One of most powerful computers in the world, Lise, launched on Friday in Berlin

0
173
Inauguration of the

One of the most powerful computers in the world was launched on Friday at the Zuse Institute in Berlin.

The computer, which has been named Lise, offers scientists from all over northern Germany highly complex services together with her twin sister Emmy in the city of Goettingen, the Federal Ministry of Research and the Berlin Senate Chancellery said on Friday.

The approximately 30-million-euro (33-million-dollar) system has a peak output of 16 quadrillion calculations per second, or 16 petaflops. That would put it in 13th place in the list of the 500 fastest supercomputers in the world.

The system in two locations was named after the physicist Lise Meitner (1878-1968) and the mathematician Emmy Noether (1881-1935).

The two computers will in the future be available to scientists from research institutions in the states of Berlin, Brandenburg, Bremen, Hamburg, Mecklenburg-Vorpommern, Lower Saxony and Schleswig-Holstein.

They are useful for highly complex calculations on weather, climate and the environment as well as the development of effective drugs or new materials.

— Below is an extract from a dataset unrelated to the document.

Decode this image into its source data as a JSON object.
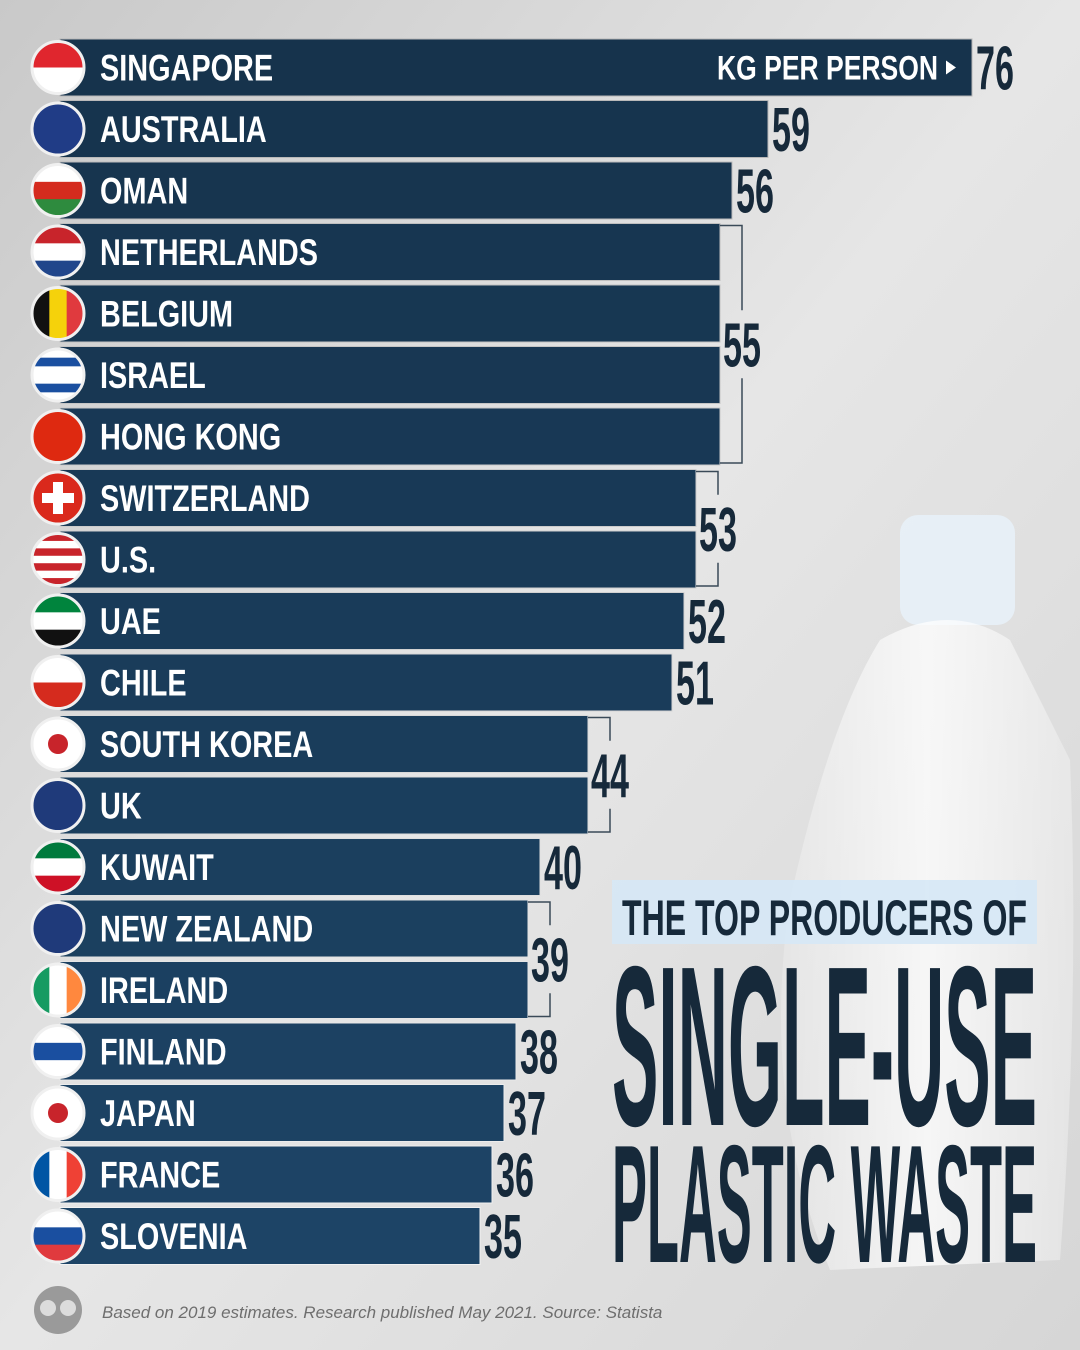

Half of the funding is being provided by the Federal Ministry of Research and the northern German federal states. In 2001, they joined forces to form an alliance to promote high performance computing.

Most recently, in drug research, a Berlin-based team of mathematicians, chemists and physicians succeeded in completely developing a new painkiller using the twin computers.

Using mathematical models and simulations, researchers were able to predict how analgesic molecules contained in opiates act on the body. After successful simulations, the new drug is now in clinical trial, the researchers say.